I suppose my rationale for standardizing the scores is that the scales they are measured on are not the same length (e.g. max scores can be higher in one subscale). My understanding of this approach to multivariate problems is that I will be shrinking the slope coefficients for each outcome together. Wouldn’t difference in scale be an issue?
Dividing by the square root of the length of the test would be fine if the length of the test is fixed. Standardizing involves an estimate of the unknown mean and standard deviation, so Bayesian results are not quite right when you standardize the dependent variable.
Still no luck getting sensible answers with everything unstandardized or standardizing depent by length of subscale. With lmer I still have perfect correlations in the random effects shrinkage not working as expected. Stan gives me 13 divergent transitions. Wondering now if this is just a consequence of 36 data points per outcome?
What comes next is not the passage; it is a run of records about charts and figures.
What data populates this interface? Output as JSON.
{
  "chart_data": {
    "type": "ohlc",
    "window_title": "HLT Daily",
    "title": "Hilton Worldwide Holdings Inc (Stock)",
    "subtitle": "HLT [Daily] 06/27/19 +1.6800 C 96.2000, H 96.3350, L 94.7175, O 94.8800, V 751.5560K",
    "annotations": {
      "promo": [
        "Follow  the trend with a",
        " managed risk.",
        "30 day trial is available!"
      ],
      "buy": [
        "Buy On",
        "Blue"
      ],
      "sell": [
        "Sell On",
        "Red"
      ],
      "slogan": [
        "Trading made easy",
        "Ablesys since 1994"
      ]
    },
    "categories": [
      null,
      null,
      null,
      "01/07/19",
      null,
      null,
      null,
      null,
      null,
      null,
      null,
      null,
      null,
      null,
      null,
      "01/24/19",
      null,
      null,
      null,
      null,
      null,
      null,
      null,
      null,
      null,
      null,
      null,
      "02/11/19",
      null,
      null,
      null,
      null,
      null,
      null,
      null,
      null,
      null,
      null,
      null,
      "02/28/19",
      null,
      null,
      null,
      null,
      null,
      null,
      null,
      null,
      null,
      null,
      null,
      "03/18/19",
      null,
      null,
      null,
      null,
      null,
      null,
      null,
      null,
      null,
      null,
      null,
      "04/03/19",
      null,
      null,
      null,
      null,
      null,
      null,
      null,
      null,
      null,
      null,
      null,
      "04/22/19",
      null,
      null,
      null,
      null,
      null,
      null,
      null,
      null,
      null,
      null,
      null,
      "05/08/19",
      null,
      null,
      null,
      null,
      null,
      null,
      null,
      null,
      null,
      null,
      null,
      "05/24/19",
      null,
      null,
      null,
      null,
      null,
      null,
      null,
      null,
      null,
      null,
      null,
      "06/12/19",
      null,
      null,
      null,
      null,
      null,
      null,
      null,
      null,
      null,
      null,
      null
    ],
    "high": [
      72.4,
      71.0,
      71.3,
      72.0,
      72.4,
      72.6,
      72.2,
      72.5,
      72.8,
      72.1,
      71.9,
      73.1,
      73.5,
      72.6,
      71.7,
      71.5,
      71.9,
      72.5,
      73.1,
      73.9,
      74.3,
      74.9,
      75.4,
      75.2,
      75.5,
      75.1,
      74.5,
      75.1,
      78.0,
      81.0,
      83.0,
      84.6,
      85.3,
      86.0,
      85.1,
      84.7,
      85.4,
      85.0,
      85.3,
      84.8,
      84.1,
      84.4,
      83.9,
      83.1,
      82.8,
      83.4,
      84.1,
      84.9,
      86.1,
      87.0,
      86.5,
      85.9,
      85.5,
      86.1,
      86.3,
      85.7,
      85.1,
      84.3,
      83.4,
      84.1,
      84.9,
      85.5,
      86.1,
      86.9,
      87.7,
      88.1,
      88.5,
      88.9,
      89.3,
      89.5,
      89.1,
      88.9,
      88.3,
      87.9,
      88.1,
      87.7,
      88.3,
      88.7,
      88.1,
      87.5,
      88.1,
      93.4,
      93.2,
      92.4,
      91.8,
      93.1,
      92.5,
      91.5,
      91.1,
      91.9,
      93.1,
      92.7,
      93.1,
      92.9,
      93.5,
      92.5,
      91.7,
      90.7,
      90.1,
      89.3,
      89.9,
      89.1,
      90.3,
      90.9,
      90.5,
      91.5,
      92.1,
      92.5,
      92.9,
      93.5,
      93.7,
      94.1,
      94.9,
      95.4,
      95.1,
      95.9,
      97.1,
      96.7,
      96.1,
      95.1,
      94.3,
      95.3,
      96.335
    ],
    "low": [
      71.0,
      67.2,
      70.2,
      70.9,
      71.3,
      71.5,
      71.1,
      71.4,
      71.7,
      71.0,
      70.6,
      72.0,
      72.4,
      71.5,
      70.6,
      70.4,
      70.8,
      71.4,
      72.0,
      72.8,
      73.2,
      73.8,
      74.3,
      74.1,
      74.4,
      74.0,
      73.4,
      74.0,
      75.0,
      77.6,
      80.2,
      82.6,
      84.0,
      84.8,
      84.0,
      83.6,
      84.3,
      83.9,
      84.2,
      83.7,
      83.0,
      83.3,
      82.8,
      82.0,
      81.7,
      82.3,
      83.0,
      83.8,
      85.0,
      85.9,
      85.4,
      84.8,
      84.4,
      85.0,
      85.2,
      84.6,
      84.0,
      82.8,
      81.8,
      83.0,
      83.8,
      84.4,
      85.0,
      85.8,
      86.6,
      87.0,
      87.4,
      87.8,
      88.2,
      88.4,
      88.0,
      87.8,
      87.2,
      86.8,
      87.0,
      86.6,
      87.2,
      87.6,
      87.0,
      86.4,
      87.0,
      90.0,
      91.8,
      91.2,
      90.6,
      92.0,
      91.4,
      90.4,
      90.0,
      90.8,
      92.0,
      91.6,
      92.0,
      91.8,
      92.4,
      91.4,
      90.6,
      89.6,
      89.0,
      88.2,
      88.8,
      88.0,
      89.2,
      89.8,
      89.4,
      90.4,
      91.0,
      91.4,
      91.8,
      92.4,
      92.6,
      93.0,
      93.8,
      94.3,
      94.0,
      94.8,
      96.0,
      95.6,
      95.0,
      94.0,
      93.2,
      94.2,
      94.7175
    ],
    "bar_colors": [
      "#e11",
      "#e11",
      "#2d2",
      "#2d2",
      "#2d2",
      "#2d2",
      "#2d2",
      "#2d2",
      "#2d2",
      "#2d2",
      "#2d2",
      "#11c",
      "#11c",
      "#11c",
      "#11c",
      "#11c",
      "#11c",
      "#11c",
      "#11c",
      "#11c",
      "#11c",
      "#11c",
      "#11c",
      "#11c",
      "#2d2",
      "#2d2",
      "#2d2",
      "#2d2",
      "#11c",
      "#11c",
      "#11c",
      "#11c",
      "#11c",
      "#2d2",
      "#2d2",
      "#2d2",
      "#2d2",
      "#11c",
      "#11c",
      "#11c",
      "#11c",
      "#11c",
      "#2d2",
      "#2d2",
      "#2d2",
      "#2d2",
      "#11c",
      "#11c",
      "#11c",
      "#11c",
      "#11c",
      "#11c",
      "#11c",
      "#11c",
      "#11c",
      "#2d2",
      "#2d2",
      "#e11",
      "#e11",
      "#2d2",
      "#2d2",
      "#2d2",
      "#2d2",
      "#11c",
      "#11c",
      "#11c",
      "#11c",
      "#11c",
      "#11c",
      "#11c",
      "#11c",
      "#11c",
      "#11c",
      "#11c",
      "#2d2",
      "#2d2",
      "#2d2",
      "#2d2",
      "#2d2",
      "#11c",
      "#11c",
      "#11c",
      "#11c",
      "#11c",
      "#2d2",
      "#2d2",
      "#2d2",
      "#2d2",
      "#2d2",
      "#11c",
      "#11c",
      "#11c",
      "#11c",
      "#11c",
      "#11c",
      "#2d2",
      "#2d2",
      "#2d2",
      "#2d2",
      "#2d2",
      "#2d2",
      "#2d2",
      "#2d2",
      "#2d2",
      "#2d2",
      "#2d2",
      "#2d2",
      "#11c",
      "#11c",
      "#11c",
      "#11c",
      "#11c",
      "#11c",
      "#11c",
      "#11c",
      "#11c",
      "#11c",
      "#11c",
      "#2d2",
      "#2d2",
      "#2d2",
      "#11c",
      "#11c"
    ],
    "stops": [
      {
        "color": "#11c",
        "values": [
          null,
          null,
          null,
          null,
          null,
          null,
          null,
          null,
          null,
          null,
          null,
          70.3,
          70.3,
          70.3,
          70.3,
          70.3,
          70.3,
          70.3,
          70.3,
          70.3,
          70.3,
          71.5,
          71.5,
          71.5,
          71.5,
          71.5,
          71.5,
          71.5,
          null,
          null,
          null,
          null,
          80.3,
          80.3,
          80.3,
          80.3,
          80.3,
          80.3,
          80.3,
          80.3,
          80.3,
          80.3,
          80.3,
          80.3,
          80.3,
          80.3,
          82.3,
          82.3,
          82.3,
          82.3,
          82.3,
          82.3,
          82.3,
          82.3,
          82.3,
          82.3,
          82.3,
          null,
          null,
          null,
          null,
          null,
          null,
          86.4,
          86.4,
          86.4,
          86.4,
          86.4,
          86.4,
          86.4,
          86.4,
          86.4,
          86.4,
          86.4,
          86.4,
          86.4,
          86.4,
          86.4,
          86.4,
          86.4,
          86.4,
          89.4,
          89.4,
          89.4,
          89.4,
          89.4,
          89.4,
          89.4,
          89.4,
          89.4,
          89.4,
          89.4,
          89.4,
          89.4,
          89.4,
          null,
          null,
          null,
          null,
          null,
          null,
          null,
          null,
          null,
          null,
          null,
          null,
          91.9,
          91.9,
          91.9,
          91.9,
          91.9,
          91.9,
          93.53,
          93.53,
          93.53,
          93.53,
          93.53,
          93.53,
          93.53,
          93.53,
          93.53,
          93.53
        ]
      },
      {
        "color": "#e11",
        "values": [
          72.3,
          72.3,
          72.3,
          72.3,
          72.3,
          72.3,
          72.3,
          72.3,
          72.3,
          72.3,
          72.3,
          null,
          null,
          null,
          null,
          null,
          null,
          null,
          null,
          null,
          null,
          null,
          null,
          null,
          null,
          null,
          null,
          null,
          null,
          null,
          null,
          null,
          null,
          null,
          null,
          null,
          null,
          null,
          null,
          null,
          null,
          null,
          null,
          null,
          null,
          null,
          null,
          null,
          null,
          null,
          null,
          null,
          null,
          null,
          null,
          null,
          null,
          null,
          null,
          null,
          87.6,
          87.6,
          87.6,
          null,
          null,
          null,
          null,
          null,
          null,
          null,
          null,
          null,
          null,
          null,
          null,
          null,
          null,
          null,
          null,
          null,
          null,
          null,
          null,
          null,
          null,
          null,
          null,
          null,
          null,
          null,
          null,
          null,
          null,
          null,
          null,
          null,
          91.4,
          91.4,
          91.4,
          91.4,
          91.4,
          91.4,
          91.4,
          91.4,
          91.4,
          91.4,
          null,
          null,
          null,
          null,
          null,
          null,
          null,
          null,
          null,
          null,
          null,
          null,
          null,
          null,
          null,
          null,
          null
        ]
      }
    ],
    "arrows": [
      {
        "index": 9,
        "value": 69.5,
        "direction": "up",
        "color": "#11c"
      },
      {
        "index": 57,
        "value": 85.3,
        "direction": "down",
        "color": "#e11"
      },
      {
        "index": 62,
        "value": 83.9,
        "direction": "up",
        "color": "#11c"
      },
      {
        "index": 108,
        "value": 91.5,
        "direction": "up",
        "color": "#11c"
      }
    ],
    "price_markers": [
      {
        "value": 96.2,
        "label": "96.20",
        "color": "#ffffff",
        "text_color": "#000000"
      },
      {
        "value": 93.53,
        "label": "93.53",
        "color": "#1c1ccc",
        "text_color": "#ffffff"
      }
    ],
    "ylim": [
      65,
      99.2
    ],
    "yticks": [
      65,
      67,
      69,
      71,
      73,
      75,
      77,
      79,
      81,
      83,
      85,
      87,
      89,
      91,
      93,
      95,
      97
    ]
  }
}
Only other idea I have is whether it would make any difference if data was arranged as in this description: https://stats.idre.ucla.edu/r/faq/multivariate-random-coefficient-model/
stan_lmer you should be able to get rid of the divergent transitions by specifying the
adapt_delta = 0.99 argument.
Still have four divergent transitions with
stan_lmer(score ~ mi9t1 + GA + Sex + (mi9t1 + GA + Sex| outcome), data = example, QR = TRUE, adapt_delta = 0.99)
Still no dice and pairs plot is playing nicely for some reason so I think I will call it a day for now, but thank you!